Sur ces mots, M. Nicolas rebaisa la mule de Raton, l’engloutit furtivement dans ses basques, et témoigna, pour la seconde fois, que, malgré la quarantaine, il ne lui était pas encore temps de renoncer aux passions…

— J’ai coutume, dit M. Nicolas qui se mit sur son séant après avoir repris haleine et s’être muni de son nécessaire d’écrivain, j’ai coutume de m’enquérir auprès des Prêtresses de la Volupté des particularités de leur vie : j’en veux élever un monument impérissable. Il arrive, le plus souvent, que leurs confidences les inclinent à me demander des conseils, ou bien à moi d’en donner. Puissé-je ainsi me rendre utile à la Société, en lui ramenant des êtres qui semblaient perdus pour elle ! Puissé-je mériter de l’État autant et même plus que l’abbé de l’Épée et l’abbé Sicard, qui ont fait entendre les sourds et parler les muets ! Je l’écrirai quelque part : Ce n’est pas le Vice que j’honore, mais la Vertu dans le Vice. Car il s’agit moins de vous faire renoncer à votre profession nécessaire, que de vous apprendre à contenir les hommes dans la route de la Nature, sans qu’ils s’égarent dans les sentiers de l’ignominie, où la débauche leur fait perdre le sens moral et la santé. Les courtisanes grecques…

» Mais, au fait, ma belle, reprit M. Nicolas, tenant sa plume prête à courir, je ne veux pas abuser de tes instants.
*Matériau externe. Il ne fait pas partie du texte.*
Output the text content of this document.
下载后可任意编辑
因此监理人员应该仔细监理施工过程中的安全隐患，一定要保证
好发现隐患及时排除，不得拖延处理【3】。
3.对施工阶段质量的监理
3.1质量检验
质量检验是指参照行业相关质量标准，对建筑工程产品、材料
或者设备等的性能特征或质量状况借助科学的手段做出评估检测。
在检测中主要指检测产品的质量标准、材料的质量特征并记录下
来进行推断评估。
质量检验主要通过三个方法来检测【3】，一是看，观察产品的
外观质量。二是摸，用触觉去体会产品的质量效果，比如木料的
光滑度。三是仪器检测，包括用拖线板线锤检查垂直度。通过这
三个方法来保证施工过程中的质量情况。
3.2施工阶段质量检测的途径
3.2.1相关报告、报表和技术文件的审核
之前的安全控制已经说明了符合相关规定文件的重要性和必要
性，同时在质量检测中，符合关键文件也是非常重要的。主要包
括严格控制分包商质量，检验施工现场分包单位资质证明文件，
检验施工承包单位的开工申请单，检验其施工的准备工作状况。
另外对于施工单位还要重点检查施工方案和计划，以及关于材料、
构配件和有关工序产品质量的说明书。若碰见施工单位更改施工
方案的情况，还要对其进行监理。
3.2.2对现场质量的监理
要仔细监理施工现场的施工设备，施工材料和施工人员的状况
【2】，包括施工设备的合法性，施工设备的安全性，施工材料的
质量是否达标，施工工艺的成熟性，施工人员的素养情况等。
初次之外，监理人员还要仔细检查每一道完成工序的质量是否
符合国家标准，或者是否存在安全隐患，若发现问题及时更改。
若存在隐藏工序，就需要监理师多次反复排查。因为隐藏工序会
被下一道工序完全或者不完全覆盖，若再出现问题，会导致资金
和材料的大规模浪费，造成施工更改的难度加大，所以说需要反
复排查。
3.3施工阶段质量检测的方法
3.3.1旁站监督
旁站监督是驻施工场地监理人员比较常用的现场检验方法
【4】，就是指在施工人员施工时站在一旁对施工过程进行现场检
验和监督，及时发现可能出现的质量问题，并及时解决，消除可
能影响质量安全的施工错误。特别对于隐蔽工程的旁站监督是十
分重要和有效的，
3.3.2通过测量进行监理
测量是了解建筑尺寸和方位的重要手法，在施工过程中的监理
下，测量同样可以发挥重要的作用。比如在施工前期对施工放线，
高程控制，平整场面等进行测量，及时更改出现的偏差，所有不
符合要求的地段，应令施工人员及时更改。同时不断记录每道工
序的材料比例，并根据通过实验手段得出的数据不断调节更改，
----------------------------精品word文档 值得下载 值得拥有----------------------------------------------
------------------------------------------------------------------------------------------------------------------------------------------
Pendant que tu feras toilette, tu me diras quel est ton nom, ton âge, ton pays, et quelles furent les circonstances qui t’incitèrent à trafiquer de tes charmes.

Assise sur le petit meuble de bois des Îles, Raton répondit à M. Nicolas ce qu’elle avait coutume de répondre, et qu’elle était de Balleroy, près de Bayeux.

— Ciel ! s’écria M. Nicolas en sautant de sa couche, sa culotte sur les talons, et renversant sur lui son écritoire, tu ne peux être que l’enfant de cette Sibylle Argeville que je connus le 11 janvier 1756, lors de mon arrivée à Paris ! Embrasse-moi comme un père, car tu es ma fille ! Et rendons grâce à la Providence, dont les voies sont obscures et détournées ! Mon enfant ! ô mon enfant ! sanglota M. Nicolas en serrant Raton contre son cœur, non sans souiller d’encre le tricot de soie rose-chair, ni sans culbuter le petit meuble qui leur inonda les pieds.

Ils demeurèrent ainsi quelques instants. Émue malgré elle de cette paternité soudaine qui ne laissait pas, toutefois, de manifester le signe indubitable d’un trouble charnel, Raton n’osait encore poser de question. D’ailleurs, M. Nicolas la pressait si étroitement qu’elle s’en fût trouvée bien empêchée. Enfin, M. le père, agité de quelques soubresauts et poussant un profond soupir, dénoua son étreinte et conduisit vers le sopha sa fille déconcertée. À cause de sa culotte qui entravait ses pas, il le fit avec une hésitante gravité.

— Ô mon enfant, ma vue se brouille et mon pas chancelle ! murmura M. Nicolas en se rajustant d’un tournemain devant que de s’asseoir. Qui m’aurait dit que je retrouverais ici la fille de Sibylle Argeville, la première courtisane que j’obtins pour un écu, mais qui n’en était pas moins la plus belle et la plus intéressante des femmes, après Jeannette Rousseau et Mme Parangon, si la mémoire ne me défaut point pour les autres ? Depuis le début de notre entretien, je cherchais à me rappeler à quelle époque de ma vie j’avais rencontré un visage si semblable au tien. Et voilà que je suis subitement éclairé par ce nom de Balleroy, car Sibylle était de Bayeux ! En outre, l’âge que tu portes, dix-huit ans, correspond à la date que je t’ai dite, 1756 !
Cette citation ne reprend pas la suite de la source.